Quote:
Your answer was irrelevant to my question
No, it wasn't. Luc was absolutely spot-on, if a little terse - he probably assumed you knew what you were doing and would understand what he said.
Allow me to expand on his answer:
When you use a
try...catch
in your code and ignore the actual exception you throw away all the information that would tell you exactly what your problem is. You have a
try
block around the whole DB operation, but your
catch
block collects all exception types and discards them in favour of returning a null value.
So if your connection string is wrong - you return null.
If your SP doesn't exist - you return null.
If your SP fails - you return null.
If there is no column of that name returned - you return null.
If ... you get the idea.
If you aren't going to handle the error yourself, don't use a
try...catch
block. Returning a null error code is old-school: the modern thinking is that if you can't deal with it, let the exception filter up to a level that can.
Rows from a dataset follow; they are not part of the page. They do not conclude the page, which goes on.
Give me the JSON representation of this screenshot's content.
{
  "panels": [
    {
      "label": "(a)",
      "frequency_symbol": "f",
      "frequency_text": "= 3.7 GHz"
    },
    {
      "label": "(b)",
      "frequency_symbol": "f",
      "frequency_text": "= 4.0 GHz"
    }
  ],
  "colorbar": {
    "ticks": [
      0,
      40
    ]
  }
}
That way a multi-layer app can find a problem is -say- the data layer, and "bubble the exception up" through the Business layer to the Presentation layer which is the only one that can let the user know there was a problem - and still access the Exception object to tell him what the problem was!
With your method, your null return tells the calling method that
something went wrong, but gives nobody any idea what it might have been!
Luc's answer wasn't irrelevant - you just didn't understand it.